How the biggest network on the internet belongs to publishers

The internet changed the rules of the publishing game, creating an ad‑funded and user data‑centred environment. Expecting things for free has become internet orthodoxy; advertisers make it possible. The same content is available from multiple sources, so it’s not worth anything. The user journey is driven by others through search and social platforms, so “optimizing” a product to meet their requirements is essential. Success, or at least slowing the pace of decline, is defined by maximizing page impressions.

Thinking like this has become axiomatic for many publishers, even while its flaws are obvious. It does not deliver sustainable revenue and it fails consumers by offering them “free” sites crowded with intrusive advertising, clickbait and fake content. It even works against advertisers, who are associated with customer fatigue and face a complex, opaque market.

Media businesses are struggling at the same time as being more popular, relevant and societally important than ever.

The great hope is subscription – but only a single‑digit percentage of audiences are prepared to pay for one. While some have been successful, for others churn rises. Perversely, the more someone is worth currently to the market, through their subscriptions, the less potential there is for that value to grow. I have watched this develop over decades and see a market ripe for disruption.

I believe there is a new orthodoxy for content creators based on consumer payments. But we have to look at the problem through the eyes of the consumer. When we do, a different vision emerges. Payment needs to work in the way consumers behave in real life. Offline, consumers make casual payments all the time. So why not for digital content?

To deliver this vision – to move to a world in which payment is more common, even ubiquitous – two things need to happen. First, the price and process of paying must be frictionless enough to attract casual readers and viewers. Even one extra click is too many. Second, the product itself needs to be good enough to justify the first payment and hence bring consumers back for more.

The first is a technical problem that we believe Axate has solved. Our system is incredibly easy to use. Once a user is signed up, every other publisher in our network is one click from monetizing that same consumer. Our model creates a link between publishers and consumers that doesn’t have an economic dependency on existing internet platforms, yet equally does not compete with them in selling advertising inventory. The second is simply good news – literally. Investment in good content, well marketed (perhaps via Google and Facebook – their core business), drives revenue.

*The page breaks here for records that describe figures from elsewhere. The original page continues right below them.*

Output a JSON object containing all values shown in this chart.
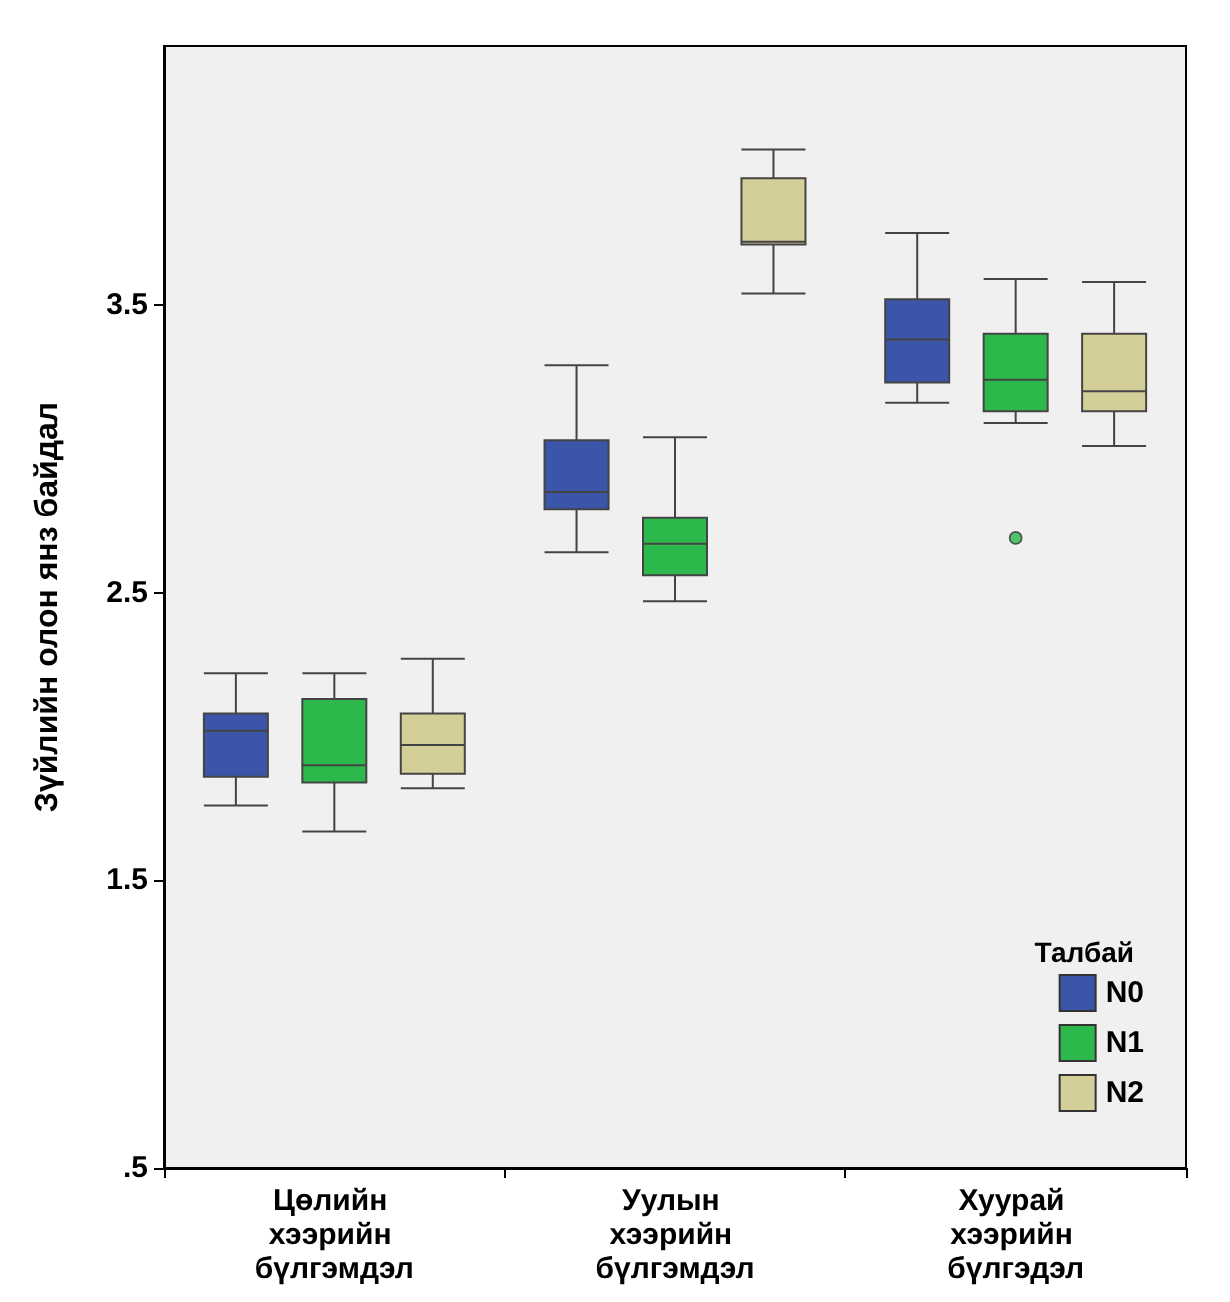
{
  "chart_data": {
    "type": "box",
    "ylabel": "Зүйлийн олон янз байдал",
    "legend_title": "Талбай",
    "legend": "bottom right",
    "grid": false,
    "categories": [
      "Цөлийн хээрийн бүлгэмдэл",
      "Уулын хээрийн бүлгэмдэл",
      "Хуурай хээрийн бүлгэдэл"
    ],
    "ylim": [
      0.5,
      4.4
    ],
    "yticks": [
      {
        "value": 0.5,
        "label": ".5"
      },
      {
        "value": 1.5,
        "label": "1.5"
      },
      {
        "value": 2.5,
        "label": "2.5"
      },
      {
        "value": 3.5,
        "label": "3.5"
      }
    ],
    "series": [
      {
        "name": "N0",
        "color": "#3b56a8",
        "boxes": [
          {
            "low": 1.76,
            "q1": 1.86,
            "median": 2.02,
            "q3": 2.08,
            "high": 2.22
          },
          {
            "low": 2.64,
            "q1": 2.79,
            "median": 2.85,
            "q3": 3.03,
            "high": 3.29
          },
          {
            "low": 3.16,
            "q1": 3.23,
            "median": 3.38,
            "q3": 3.52,
            "high": 3.75
          }
        ]
      },
      {
        "name": "N1",
        "color": "#2cb84a",
        "boxes": [
          {
            "low": 1.67,
            "q1": 1.84,
            "median": 1.9,
            "q3": 2.13,
            "high": 2.22
          },
          {
            "low": 2.47,
            "q1": 2.56,
            "median": 2.67,
            "q3": 2.76,
            "high": 3.04
          },
          {
            "low": 3.09,
            "q1": 3.13,
            "median": 3.24,
            "q3": 3.4,
            "high": 3.59,
            "outliers": [
              2.69
            ]
          }
        ]
      },
      {
        "name": "N2",
        "color": "#d4cf98",
        "boxes": [
          {
            "low": 1.82,
            "q1": 1.87,
            "median": 1.97,
            "q3": 2.08,
            "high": 2.27
          },
          {
            "low": 3.54,
            "q1": 3.71,
            "median": 3.72,
            "q3": 3.94,
            "high": 4.04
          },
          {
            "low": 3.01,
            "q1": 3.13,
            "median": 3.2,
            "q3": 3.4,
            "high": 3.58
          }
        ]
      }
    ]
  }
}
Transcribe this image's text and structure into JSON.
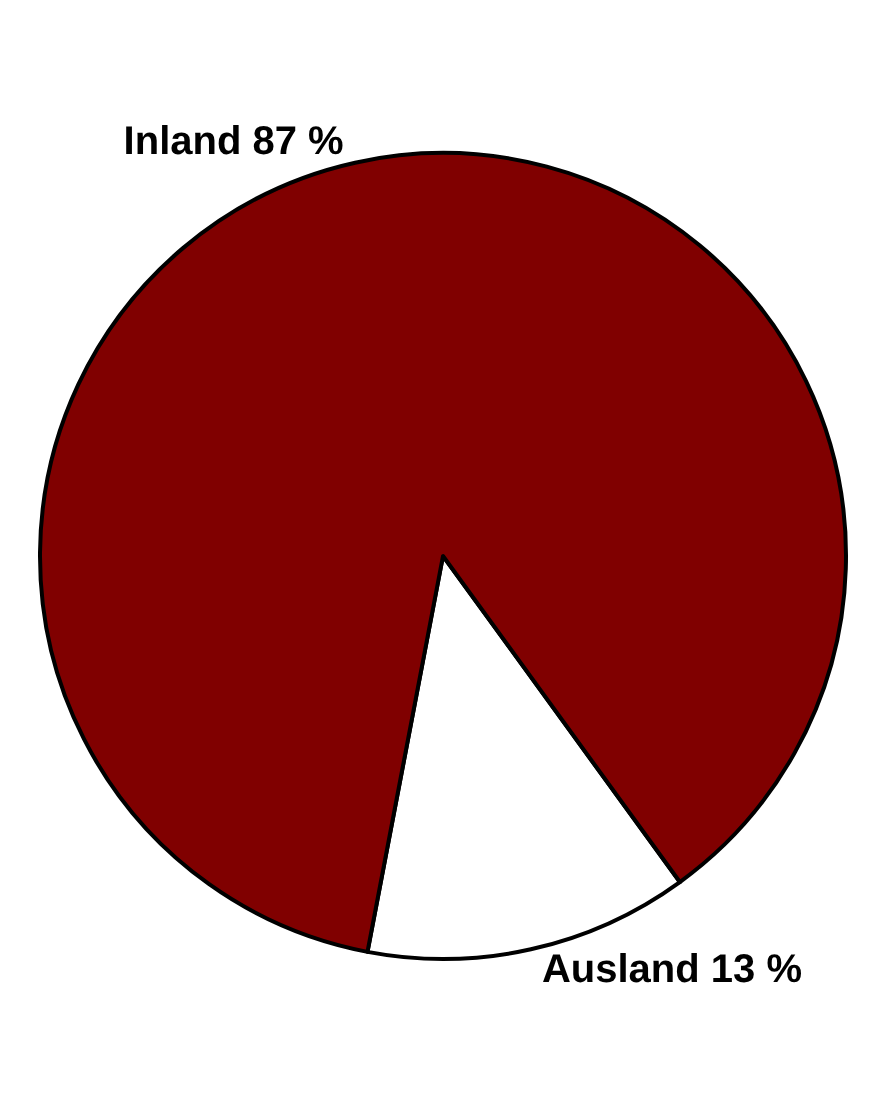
{
  "chart_data": {
    "type": "pie",
    "categories": [
      "Ausland",
      "Inland"
    ],
    "values": [
      13,
      87
    ],
    "colors": [
      "#ffffff",
      "#800000"
    ],
    "value_labels": [
      "13 %",
      "87 %"
    ],
    "legend": false
  }
}
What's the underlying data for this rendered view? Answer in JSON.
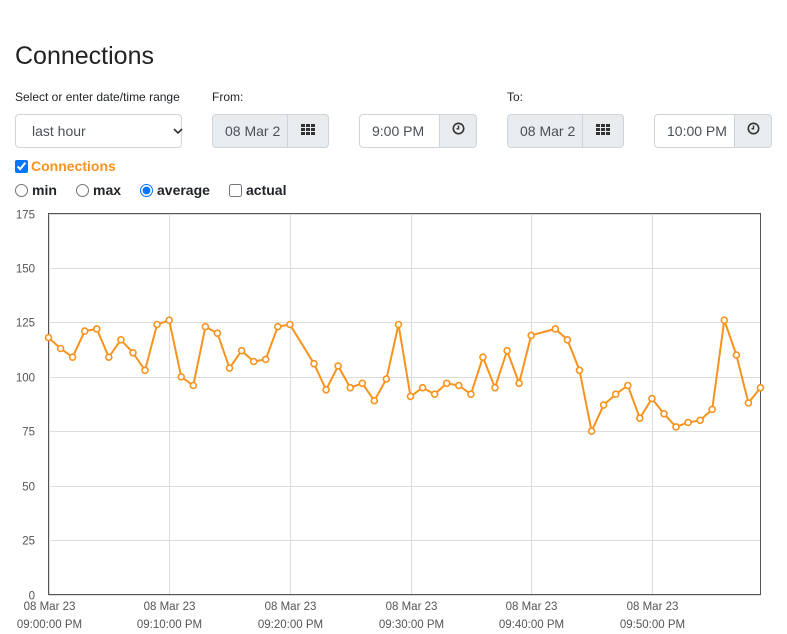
{
  "page": {
    "title": "Connections"
  },
  "range": {
    "label": "Select or enter date/time range",
    "selected": "last hour"
  },
  "from": {
    "label": "From:",
    "date": "08 Mar 2",
    "time": "9:00 PM"
  },
  "to": {
    "label": "To:",
    "date": "08 Mar 2",
    "time": "10:00 PM"
  },
  "icons": {
    "calendar": "calendar-grid-icon",
    "clock": "clock-icon"
  },
  "series_toggle": {
    "label": "Connections",
    "checked": true,
    "color": "#f7931e"
  },
  "aggregations": [
    {
      "label": "min",
      "selected": false,
      "type": "radio"
    },
    {
      "label": "max",
      "selected": false,
      "type": "radio"
    },
    {
      "label": "average",
      "selected": true,
      "type": "radio"
    },
    {
      "label": "actual",
      "selected": false,
      "type": "checkbox"
    }
  ],
  "chart_data": {
    "type": "line",
    "ylim": [
      0,
      175
    ],
    "yticks": [
      0,
      25,
      50,
      75,
      100,
      125,
      150,
      175
    ],
    "xlim": [
      0,
      3540
    ],
    "xticks": [
      {
        "t": 0,
        "date": "08 Mar 23",
        "time": "09:00:00 PM"
      },
      {
        "t": 600,
        "date": "08 Mar 23",
        "time": "09:10:00 PM"
      },
      {
        "t": 1200,
        "date": "08 Mar 23",
        "time": "09:20:00 PM"
      },
      {
        "t": 1800,
        "date": "08 Mar 23",
        "time": "09:30:00 PM"
      },
      {
        "t": 2400,
        "date": "08 Mar 23",
        "time": "09:40:00 PM"
      },
      {
        "t": 3000,
        "date": "08 Mar 23",
        "time": "09:50:00 PM"
      }
    ],
    "grid": true,
    "series": [
      {
        "name": "Connections",
        "color": "#f7931e",
        "points": [
          [
            0,
            118
          ],
          [
            60,
            113
          ],
          [
            120,
            109
          ],
          [
            180,
            121
          ],
          [
            240,
            122
          ],
          [
            300,
            109
          ],
          [
            360,
            117
          ],
          [
            420,
            111
          ],
          [
            480,
            103
          ],
          [
            540,
            124
          ],
          [
            600,
            126
          ],
          [
            660,
            100
          ],
          [
            720,
            96
          ],
          [
            780,
            123
          ],
          [
            840,
            120
          ],
          [
            900,
            104
          ],
          [
            960,
            112
          ],
          [
            1020,
            107
          ],
          [
            1080,
            108
          ],
          [
            1140,
            123
          ],
          [
            1200,
            124
          ],
          [
            1320,
            106
          ],
          [
            1380,
            94
          ],
          [
            1440,
            105
          ],
          [
            1500,
            95
          ],
          [
            1560,
            97
          ],
          [
            1620,
            89
          ],
          [
            1680,
            99
          ],
          [
            1740,
            124
          ],
          [
            1800,
            91
          ],
          [
            1860,
            95
          ],
          [
            1920,
            92
          ],
          [
            1980,
            97
          ],
          [
            2040,
            96
          ],
          [
            2100,
            92
          ],
          [
            2160,
            109
          ],
          [
            2220,
            95
          ],
          [
            2280,
            112
          ],
          [
            2340,
            97
          ],
          [
            2400,
            119
          ],
          [
            2520,
            122
          ],
          [
            2580,
            117
          ],
          [
            2640,
            103
          ],
          [
            2700,
            75
          ],
          [
            2760,
            87
          ],
          [
            2820,
            92
          ],
          [
            2880,
            96
          ],
          [
            2940,
            81
          ],
          [
            3000,
            90
          ],
          [
            3060,
            83
          ],
          [
            3120,
            77
          ],
          [
            3180,
            79
          ],
          [
            3240,
            80
          ],
          [
            3300,
            85
          ],
          [
            3360,
            126
          ],
          [
            3420,
            110
          ],
          [
            3480,
            88
          ],
          [
            3540,
            95
          ]
        ]
      }
    ]
  }
}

Consumers need a system that works everywhere. No logging in, signing up or entering payment details separately for each publisher. A user who spends money with one publisher is ready to spend with any other. If they are attracted by the products, they can spend their (small, spontaneous, uncommitted) money with any of them. The more they spend, the more they’re worth to the market. They don’t have to promise in advance to spend anything at all.

It’s a startlingly simple vision: Allow publishers to set the right price for their products and make every user a potential, frictionless customer. Focus on producing and marketing the best products, with revenue directly linked to the popularity you achieve.

It creates a market driven by active user behaviour and without structural caps or blocks. Apply this thinking to the billions of interactions consumers have with media every day and you’ll be able to see how big, and how easily within reach, is the opportunity.